Bio and Publications

Tuesday, September 12, 2017

The No Code Approach to Software and Why It Might Be Bad

Start here: https://www.forbes.com/sites/jasonbloomberg/2017/07/20/the-low-codeno-code-movement-more-disruptive-than-you-realize/#98cfc4a722a3

I'm not impressed. I have been not impressed for 40 years and many previous incarnations of this idea of replacing code with UX.

Of course, I'm biased. I create code. Tools that remove the need to create code reflect a threat.

Not really, but my comments can be seen that way.

Here's why no code is bad.

Software Captures Knowledge

If we're going to represent knowledge in the form of software, then, we need to have some transparency so that we can see the entire stack of abstractions.
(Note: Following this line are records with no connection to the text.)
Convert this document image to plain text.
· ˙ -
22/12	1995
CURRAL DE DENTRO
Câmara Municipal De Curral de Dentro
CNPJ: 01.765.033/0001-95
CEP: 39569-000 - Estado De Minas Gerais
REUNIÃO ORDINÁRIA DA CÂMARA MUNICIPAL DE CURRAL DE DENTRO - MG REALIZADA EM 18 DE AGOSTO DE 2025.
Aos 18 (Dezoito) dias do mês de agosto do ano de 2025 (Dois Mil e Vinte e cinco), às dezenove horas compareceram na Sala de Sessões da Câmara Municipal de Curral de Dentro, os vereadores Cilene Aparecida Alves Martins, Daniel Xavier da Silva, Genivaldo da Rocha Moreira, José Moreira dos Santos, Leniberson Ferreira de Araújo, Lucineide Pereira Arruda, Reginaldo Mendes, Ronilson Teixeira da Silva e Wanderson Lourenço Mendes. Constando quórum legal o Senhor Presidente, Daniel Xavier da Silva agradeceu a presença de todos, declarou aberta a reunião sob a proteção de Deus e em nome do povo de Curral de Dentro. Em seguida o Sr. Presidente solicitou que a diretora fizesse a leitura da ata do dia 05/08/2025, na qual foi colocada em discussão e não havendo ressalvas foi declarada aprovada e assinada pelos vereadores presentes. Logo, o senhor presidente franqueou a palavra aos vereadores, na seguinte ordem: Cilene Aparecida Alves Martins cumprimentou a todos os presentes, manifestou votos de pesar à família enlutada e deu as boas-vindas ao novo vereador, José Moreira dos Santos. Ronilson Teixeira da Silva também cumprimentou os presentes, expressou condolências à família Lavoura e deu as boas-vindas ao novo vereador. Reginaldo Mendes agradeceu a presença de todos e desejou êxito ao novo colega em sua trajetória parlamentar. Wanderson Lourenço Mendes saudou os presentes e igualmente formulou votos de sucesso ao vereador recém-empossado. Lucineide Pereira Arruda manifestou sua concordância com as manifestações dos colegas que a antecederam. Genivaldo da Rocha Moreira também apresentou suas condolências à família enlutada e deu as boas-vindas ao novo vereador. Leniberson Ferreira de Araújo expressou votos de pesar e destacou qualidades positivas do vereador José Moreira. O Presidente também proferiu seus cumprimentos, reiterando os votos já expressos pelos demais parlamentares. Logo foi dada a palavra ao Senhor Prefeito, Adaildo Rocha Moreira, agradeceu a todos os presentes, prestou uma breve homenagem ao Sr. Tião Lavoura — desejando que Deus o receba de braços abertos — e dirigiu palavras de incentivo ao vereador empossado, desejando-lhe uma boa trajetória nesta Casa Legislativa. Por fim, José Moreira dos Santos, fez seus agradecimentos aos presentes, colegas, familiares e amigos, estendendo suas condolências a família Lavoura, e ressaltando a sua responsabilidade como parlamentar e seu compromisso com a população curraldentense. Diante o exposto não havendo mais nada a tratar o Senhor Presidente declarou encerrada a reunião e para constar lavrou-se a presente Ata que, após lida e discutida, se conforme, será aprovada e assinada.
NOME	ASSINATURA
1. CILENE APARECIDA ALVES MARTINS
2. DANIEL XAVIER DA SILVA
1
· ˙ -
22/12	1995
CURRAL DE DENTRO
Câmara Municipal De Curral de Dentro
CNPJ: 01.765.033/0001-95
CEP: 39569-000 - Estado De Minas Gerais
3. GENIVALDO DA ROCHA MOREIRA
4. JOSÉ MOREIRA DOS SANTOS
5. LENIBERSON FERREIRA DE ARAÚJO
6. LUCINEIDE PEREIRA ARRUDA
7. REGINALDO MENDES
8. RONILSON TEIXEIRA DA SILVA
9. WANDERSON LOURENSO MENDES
Yes, it's turtles all the way down, but some of those abstractions are important, and other abstractions can be taken as "well known" and "details don't matter."

The C libraries that support the CPython implementation, for example, is where the turtles cease to matter (for many people.) Many of us have built a degree of trust and don't need to know how the libraries are implemented or how the hardware works, or what a transistor is, or what electricity is, or why electrons even have a mass or how mass is imparted by the Higgs boson.

A clever UI that removes (or reduces) code makes the abstractions opaque. We can't see past the UI. The software is no longer capturing useful knowledge. Instead, the software is some kind of interpreter, working on a data structure that represents the state of the UI buttons.

Instead of software describing the problem and the problem's state changes, the software is describing a user experience and those state changes.

I need the data structure, the current values as selected by the user, and the software to understand the captured knowledge. 

Perhaps the depiction of the UI will help. 

Perhaps it won't. 

In general, a picture of the UI is useless. It can't answer the question "Why click that?" We can't (and aren't expected) to provide essay answers on a UI. We're expected to click and move on.

If we are forced to provide a essay answers, then the UI could come closer to capturing knowledge. Imagine having a "Reason:" text box next to every clickable button.

We all know what the essay answers will look like. They'll look like bad comments in code. And bad commit comments in Git. And bad documentation.

Some Option: ☑️ Reason: Required
Other Option: ☐ Reason: Not sure if its needed

The problem with fancy UI's and low-code/no-code software is low-information/no-information software. Maintenance becomes difficult, perhaps impossible, because it's difficult understand what's going on.